И вот отец явился за нами. Наскоро мы собрались и помчались.
Ну, а что же сама виновница этого переполоха? Вот как описывала впоследствии Мария Алексеевна эту судьбоносную для нее встречу.
Из неизданной книги М. А. Олениной-Д'Альгейм «Сновидения и воспоминания»:
Этот вечер и был моим дебютом в Питере и моим первым знакомством с членами «Могучей кучки». Все они были в сборе, кроме, конечно, Мусоргского и Бородина, умершего зимой. Балакирев встретил нас очень радушно.
— Не споете ли нам что-нибудь?
— С большим удовольствием, — отвечаю я и иду к роялю. Саша садится мне аккомпанировать, а сам ни жив ни мертв, так взволнован, попав сразу в среду им обожаемых композиторов. Я же никого ясно не вижу, да и не гляжу ни на кого. Балакирев потихоньку спросил, не могу ли я спеть что-нибудь Чайковского. Увы, я пела только одну его вещь, да и нот этих не захватила.
Затем хозяин позвал нас ужинать. Милий Алексеевич посадил меня по правую руку, между собой и Стасовым. Последний все неистовствовал и повторял: «Мария Алексеевна, вы наша надежда». И только Чайковский был рассеян и малоразговорчив. Видно было, что в этом кружке он не свой
Надо ли говорить, какой мощный творческий заряд дало юной певице благословение таких признанных корифеев, как Стасов и Балакирев. Дружбу, трогательное внимание и опеку последнего она пронесет потом через многие годы. Но нужно также признать, что и сама Оленина оказалась сущей находкой для «кучкистов», чью камерную музыку в ту пору никто практически не исполнял, по крайней мере, публично. Косвенное подтверждение тому мы находим у Александра Оленина, будущего композитора и фольклориста, который на правах старшего брата вводил 17-летнюю сестру в музыкальный мир Петербурга.

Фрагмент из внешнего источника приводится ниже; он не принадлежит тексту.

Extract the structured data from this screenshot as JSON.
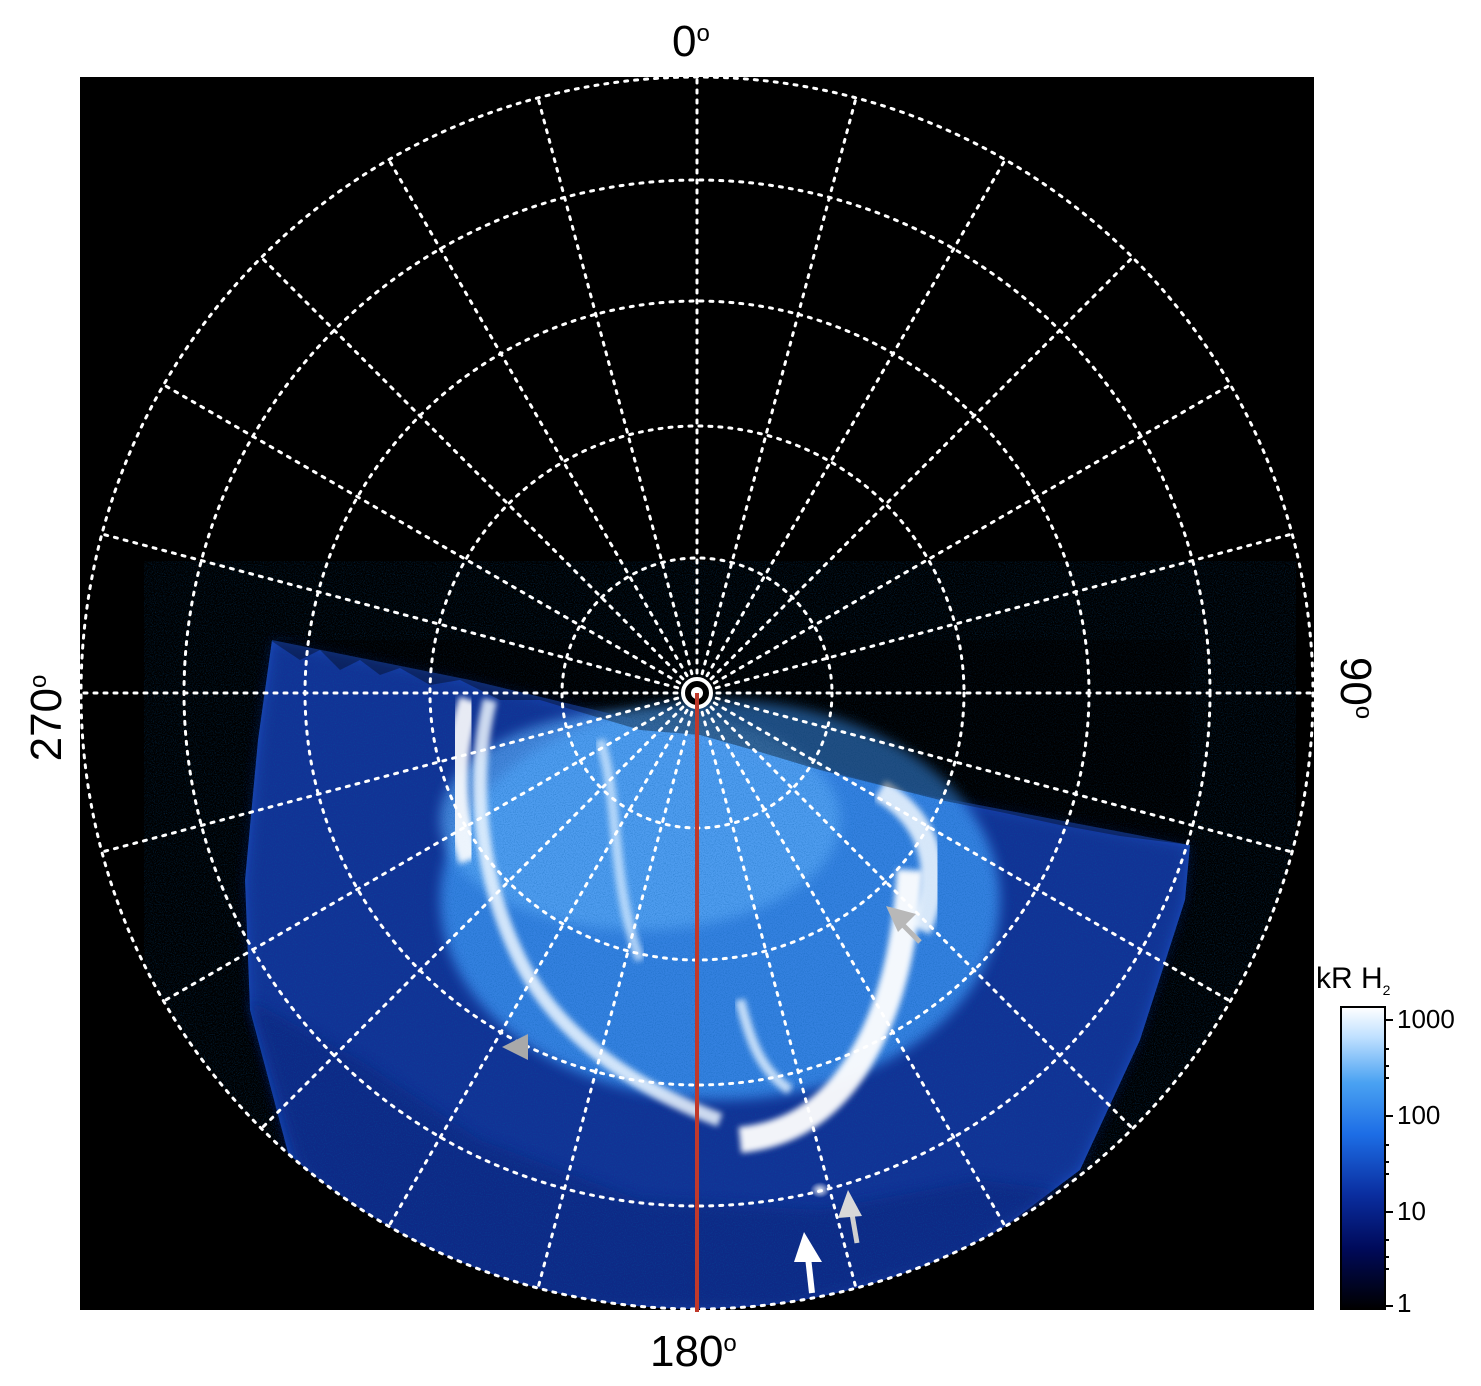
{
  "figure": {
    "axis_labels": {
      "top": "0",
      "bottom": "180",
      "left": "270",
      "right": "90",
      "degree_symbol": "o"
    },
    "colorbar": {
      "title_main": "kR H",
      "title_sub": "2",
      "ticks": [
        "1000",
        "100",
        "10",
        "1"
      ],
      "scale": "log",
      "range": [
        1,
        1000
      ],
      "colors": [
        "#000000",
        "#000a5a",
        "#0a2ea0",
        "#1d6ee6",
        "#4aa2f2",
        "#bfe0ff",
        "#ffffff"
      ]
    },
    "colors": {
      "background": "#000000",
      "grid": "#ffffff",
      "meridian_line": "#c0392b",
      "arrow_white": "#ffffff",
      "arrow_gray": "#b8b8b8"
    },
    "markers": [
      {
        "name": "gray-arrow-upper-right",
        "color": "gray"
      },
      {
        "name": "gray-triangle-left",
        "color": "gray"
      },
      {
        "name": "gray-arrow-lower",
        "color": "gray"
      },
      {
        "name": "white-arrow-lower",
        "color": "white"
      }
    ]
  }
}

Я не знал, кто в Петербурге считался тогда лучшим преподавателем пения, да и не стремился это узнать. По мне лучшим должен был быть тот, кто признавал Балакирева, Мусоргского, — вот и все. Став на такую позицию, я настаивал, чтобы сестра начала занятия с Юлией Федоровной Платоновой, что работала над ролью Марины Мнишек под руководством самого Мусоргского. Родители да и сестра предоставили мне в этом деле в некотором смысле решающий голос.
И вот мы отправились к ней втроем — я, сестра и тетушка Екатерина Александровна, жившая с нами. Звоним. Нас принимают очень радушно. Узнав, что мы деревенщина, Платонова старается ободрить сестру.
«Ну, спойте что-нибудь, ведь вы можете что-нибудь спеть?» Я ей шепнул, и она запела «Истомленную горем» Кюи.
…Смотрю на Платонову — она в полном изумлении: «Откуда вы это знаете? И как спето! Ну, еще что-нибудь!» Тут сестра спела «Озорника» Мусоргского и что-то Балакирева. Тут уж удивлению и восторгам Платоновой не было границ. Она кинулась обнимать сестру и все повторяла: «Вот подите, все это никем не признается, отвергается, а там, где-то в глуши, зреют силы, для которых и это знакомо». Затем бросилась показывать портреты Мусоргского и других, все с подписями, клавир Бориса, ей подаренный автором, и долго, долго не могла успокоиться.
Занятия у Платоновой позволили молодой певице получить в руки живую ниточку, протянувшуюся от ее педагога к самому Мусоргскому, чья музыка постепенно, но властно отвоевывает все большее место в ее сердце. Не ирония ли, что именно тот член «Могучей кучки», который сыграет впоследствии такую выдающуюся роль в ее судьбе, в жизни с ней разминулся? И лишь в своем творчестве она сумеет наверстать этот горький пробел.
А между тем отношение к Мусоргскому, в силу особой новизны и необычности его музыки, было в ту пору далеко не однозначным. Даже в среде ближайших его единомышленников-«кучкистов». Вот что рассказывала Олениной несколько лет спустя другой ее замечательный педагог — Александра Николаевна Молас, свояченица Римского-Корсакова, практически единственный интерпретатор вокальной камерной музыки Новой русской школы в 80-е годы.
[Из воспоминаний Олениной-д’Альгейм]
Тогда уже вышла партитура «Бориса Годунова» с новой оркестровкой Римского-Корсакова, и Балакирев сказал так о новой оркестровке «Бориса»: «Она совершенно была излишней, оркестровка автора несравненно лучше подходила к его народной драме. Римскому можно извинить — у него такая многочисленная семья». Милий Алексеевич был не без юмора, не злого, но все же довольно язвительного, да и себя не всегда щадил.